In hindsight, Dolly Parton’s emergence was based on a slightly dated reference. Louis Armstrong had taken the song ‘Hello, Dolly!’ to number one back in 1964, and the musical that originally contained the song, also called Hello, Dolly!, debuted in 1963. For an emerging artist, it probably wasn’t the smartest direction to lean towards considering it was a debut album, but evidently, record executives just couldn’t help but feel that Dolly Parton needed a little bit of help. They were woefully mistaken.
Parton wasn’t a stranger on the country music scene in 1967. She was already a seasoned professional, having recorded a number of singles, written hits for other artists, and performed at the Grand Ole Opry before ever getting the green light to record her debut LP. Her label owner thought she would be better suited for pop music over county, and unsuccessfully tried to mould her into that style on her first releases. Parton stood firm, and it wouldn’t be the first or the last time that Parton was misjudged.
Just to emphasise that Parton knew exactly what kind of artist she was from day one, the lead-off track to Hello, I’m Dolly is ‘Dumb Blonde’. Two-and-a-half minutes of spit and snarl disguised in Parton’s signature easy-going style, but the song’s chorus has an unmistakable message: “Just because I’m blonde / Don’t think I’m dumb / Cause this dumb blonde ain’t nobody’s fool”. For whatever reason, record executives, film industry figures, writers, and interviewers didn’t take this to heart.
For eleven more tracks, Parton stands her ground as one of the toughest and most self-sufficient women in country music. If Loretta Lynn threatened to take you to ‘Fist City’, Parton could cut you down just by doing household chores, as she does on ‘Your Ole Handy Man’, or by seeing right through a “fishing trip” on ‘Something Fishy’. The “woman scorned” trope was already established in country music by this time, but Parton put a completely new spin on it – she would do her hair, make sure her nails were perfect, put on her makeup, choose a nice outfit, and then kick your ass.
There’s no fat on Hello, I’m Dolly: each song is under three minutes and tells its story without frills. As the primary songwriter, Parton sold every last word she sang, whether it was heartbreak on ‘I Don’t Want to Throw Rice’, exhaustion on ‘Put It Off Until Tomorrow’, or discontent on ‘The Giving and the Taking’. Storytelling was the greatest asset that country music had, and no one was more versatile or quietly clever than Parton.

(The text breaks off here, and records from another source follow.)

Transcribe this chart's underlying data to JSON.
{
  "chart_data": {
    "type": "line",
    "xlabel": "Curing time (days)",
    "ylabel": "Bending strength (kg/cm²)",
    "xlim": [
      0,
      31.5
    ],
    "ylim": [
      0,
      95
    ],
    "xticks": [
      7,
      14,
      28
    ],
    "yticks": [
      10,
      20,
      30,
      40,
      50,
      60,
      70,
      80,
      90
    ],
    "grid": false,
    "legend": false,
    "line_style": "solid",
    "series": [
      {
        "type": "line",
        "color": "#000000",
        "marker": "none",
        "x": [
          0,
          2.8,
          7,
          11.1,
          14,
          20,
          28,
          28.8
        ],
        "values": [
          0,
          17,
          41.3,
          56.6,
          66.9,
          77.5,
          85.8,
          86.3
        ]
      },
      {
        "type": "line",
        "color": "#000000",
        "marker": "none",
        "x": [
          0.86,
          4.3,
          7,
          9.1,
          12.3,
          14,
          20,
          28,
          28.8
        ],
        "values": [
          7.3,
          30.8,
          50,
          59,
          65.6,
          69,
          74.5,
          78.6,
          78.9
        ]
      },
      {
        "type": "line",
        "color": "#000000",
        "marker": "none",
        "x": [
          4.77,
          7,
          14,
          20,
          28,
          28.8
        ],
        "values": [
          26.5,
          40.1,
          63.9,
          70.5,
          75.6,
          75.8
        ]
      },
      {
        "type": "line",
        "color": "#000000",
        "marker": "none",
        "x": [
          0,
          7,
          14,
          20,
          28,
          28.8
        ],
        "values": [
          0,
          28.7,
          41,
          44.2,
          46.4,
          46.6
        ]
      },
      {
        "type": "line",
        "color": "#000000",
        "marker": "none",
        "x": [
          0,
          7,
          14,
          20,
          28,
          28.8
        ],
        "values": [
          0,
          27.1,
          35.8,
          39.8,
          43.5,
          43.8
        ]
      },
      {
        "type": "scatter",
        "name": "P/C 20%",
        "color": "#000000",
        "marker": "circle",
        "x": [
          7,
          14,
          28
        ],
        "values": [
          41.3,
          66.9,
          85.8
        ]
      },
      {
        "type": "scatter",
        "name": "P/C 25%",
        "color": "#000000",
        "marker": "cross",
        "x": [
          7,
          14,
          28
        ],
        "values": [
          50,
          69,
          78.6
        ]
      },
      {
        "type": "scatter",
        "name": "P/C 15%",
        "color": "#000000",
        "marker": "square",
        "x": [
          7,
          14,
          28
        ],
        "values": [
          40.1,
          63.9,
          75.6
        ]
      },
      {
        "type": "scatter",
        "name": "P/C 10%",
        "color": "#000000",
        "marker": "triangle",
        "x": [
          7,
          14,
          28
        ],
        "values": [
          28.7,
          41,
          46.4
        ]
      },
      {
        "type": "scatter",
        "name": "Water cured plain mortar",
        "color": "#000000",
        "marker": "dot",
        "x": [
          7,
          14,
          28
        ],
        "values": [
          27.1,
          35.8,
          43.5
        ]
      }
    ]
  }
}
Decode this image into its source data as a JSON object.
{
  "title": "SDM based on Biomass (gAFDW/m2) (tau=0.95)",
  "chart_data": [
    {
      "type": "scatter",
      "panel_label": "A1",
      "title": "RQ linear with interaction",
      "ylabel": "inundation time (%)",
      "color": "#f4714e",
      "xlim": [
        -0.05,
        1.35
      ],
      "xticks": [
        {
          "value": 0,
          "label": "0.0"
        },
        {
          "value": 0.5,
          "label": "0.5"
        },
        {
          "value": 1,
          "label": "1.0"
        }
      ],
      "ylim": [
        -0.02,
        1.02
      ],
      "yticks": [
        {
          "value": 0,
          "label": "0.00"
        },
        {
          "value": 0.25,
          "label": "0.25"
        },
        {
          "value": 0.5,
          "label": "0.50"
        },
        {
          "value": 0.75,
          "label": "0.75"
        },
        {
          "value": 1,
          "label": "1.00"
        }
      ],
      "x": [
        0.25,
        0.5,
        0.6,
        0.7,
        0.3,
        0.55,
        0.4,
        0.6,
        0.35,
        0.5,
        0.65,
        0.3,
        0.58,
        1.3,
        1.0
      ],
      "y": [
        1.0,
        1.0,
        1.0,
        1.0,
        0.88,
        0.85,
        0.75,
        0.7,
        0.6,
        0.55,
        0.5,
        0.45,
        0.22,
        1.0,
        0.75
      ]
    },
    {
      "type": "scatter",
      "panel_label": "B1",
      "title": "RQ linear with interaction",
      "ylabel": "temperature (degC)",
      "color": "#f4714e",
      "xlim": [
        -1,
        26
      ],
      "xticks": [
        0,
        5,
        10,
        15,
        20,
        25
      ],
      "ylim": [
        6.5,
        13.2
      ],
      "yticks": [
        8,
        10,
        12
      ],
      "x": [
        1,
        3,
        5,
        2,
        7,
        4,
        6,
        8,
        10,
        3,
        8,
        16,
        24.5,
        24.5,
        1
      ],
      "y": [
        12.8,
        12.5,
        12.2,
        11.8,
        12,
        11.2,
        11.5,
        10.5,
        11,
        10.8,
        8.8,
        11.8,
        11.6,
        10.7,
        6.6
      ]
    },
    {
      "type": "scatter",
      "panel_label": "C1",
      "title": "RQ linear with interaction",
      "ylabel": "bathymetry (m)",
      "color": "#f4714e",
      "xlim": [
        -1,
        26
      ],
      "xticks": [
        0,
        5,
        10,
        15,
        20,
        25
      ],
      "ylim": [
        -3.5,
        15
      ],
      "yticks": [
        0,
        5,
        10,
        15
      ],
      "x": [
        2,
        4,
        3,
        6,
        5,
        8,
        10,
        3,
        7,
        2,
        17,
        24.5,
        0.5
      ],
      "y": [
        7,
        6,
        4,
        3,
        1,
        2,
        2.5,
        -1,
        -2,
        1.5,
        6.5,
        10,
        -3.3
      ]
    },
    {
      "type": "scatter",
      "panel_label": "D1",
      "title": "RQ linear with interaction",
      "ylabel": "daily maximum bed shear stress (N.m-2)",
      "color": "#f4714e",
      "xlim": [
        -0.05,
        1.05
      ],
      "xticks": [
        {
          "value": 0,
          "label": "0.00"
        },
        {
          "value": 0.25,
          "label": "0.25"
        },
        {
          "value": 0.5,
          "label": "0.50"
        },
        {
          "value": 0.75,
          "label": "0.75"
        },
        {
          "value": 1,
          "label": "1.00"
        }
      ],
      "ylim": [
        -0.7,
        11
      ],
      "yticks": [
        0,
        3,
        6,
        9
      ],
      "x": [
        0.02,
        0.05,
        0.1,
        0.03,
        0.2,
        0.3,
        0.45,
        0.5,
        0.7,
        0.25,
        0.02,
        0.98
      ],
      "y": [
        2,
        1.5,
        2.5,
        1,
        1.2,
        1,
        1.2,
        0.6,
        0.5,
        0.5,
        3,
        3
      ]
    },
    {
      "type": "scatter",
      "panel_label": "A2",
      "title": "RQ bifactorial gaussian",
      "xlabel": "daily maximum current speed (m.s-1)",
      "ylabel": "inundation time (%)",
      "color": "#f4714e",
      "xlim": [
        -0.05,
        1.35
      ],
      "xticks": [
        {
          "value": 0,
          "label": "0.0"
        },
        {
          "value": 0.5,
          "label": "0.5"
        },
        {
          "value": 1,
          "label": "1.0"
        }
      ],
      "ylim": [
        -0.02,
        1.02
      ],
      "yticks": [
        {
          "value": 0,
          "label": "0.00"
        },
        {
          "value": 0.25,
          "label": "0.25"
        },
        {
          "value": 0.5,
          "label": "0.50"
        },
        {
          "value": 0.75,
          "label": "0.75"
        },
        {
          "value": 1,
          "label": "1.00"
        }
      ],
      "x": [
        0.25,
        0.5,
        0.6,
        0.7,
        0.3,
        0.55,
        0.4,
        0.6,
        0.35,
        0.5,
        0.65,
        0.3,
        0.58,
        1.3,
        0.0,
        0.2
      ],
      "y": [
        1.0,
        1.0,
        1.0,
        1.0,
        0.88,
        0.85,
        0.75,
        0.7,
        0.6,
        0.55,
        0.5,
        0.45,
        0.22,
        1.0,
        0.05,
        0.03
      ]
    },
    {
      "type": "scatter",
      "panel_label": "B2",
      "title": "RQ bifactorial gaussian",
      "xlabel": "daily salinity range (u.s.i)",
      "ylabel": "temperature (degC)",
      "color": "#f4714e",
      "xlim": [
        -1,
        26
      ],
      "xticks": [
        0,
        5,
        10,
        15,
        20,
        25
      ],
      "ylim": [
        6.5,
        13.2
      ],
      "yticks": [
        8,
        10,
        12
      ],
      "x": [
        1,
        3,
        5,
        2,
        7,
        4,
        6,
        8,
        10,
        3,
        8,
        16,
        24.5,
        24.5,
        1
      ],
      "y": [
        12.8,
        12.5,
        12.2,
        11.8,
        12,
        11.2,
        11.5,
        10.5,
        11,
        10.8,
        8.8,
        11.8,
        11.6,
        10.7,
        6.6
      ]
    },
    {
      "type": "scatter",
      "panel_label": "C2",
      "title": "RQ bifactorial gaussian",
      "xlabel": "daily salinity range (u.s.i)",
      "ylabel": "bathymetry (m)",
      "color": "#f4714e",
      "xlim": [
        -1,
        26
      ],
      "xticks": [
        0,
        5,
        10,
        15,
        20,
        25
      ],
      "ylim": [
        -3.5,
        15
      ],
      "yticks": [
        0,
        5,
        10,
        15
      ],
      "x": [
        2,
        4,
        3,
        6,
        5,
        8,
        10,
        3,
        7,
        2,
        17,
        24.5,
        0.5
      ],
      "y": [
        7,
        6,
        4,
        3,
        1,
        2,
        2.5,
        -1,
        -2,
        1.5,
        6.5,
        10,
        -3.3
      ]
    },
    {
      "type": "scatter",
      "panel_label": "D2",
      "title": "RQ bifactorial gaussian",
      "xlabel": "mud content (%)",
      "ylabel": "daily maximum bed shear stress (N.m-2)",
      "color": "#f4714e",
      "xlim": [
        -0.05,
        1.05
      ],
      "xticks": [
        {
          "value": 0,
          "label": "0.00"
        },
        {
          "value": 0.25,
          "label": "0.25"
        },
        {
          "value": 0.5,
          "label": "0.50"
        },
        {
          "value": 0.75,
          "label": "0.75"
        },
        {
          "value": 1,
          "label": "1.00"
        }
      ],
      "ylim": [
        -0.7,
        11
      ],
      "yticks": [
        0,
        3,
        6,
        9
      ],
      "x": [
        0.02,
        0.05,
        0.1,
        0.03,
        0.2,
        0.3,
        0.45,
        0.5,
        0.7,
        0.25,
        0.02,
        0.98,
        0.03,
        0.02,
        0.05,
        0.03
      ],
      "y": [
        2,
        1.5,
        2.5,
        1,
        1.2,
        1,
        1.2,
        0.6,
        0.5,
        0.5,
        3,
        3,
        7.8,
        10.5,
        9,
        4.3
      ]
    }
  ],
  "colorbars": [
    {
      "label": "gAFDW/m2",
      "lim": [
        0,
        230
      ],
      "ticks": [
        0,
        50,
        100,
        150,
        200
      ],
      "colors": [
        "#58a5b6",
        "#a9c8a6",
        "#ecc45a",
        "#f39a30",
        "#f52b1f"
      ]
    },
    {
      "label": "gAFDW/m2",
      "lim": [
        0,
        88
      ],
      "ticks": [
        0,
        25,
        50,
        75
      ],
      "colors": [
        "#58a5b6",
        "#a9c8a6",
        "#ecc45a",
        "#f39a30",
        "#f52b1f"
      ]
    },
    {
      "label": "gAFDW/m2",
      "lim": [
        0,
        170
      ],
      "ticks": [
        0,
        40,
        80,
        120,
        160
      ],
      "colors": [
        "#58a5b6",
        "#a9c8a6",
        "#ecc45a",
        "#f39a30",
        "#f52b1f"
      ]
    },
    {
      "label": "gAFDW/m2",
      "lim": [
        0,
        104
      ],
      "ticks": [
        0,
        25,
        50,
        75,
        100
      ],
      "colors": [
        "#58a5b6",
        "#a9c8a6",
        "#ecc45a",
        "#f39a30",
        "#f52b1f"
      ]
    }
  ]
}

She surrounds herself with a classic Bakersfield sound, complete with pedal steel guitars, fiddles, and twangy guitars. The only exception is the album closer ‘The Little Things’, which is noticeably less indebted to the traditional country sound than the rest of the album. But Parton’s southern drawl is unmistakable, even if her surroundings are trying to make her into something she’s not.
So haphazard was Parton’s handling that there doesn’t even seem to be a solid consensus on when Hello, I’m Dolly was released. Parton claims in her autobiography that it was in February of 1967, but other sources point to both June and September of that year. By that time, Parton effectively had put a hold on her solo career to become Porter Wagoner’s duet partner. Parton kept putting out solo singles, but it would take another four years for her to finally land a solo number one singles on the country charts with ‘Joshua’.
Parton continued to work hard, releasing at least three albums a year every year through to 1975. She knew that if she was going to succeed, she was going to have to work twice as hard, for twice as long, as anyone else. Even as she established herself as a solo hit maker, a movie star, and a cultural ambassador for the best of what a white southern lady can be, it still took decades for Parton to gain the unequivocal respect that she deserved. But that’s on everyone else, because Parton firmly established her legendary status on her very first album. It just took a while for the rest of the world to catch up.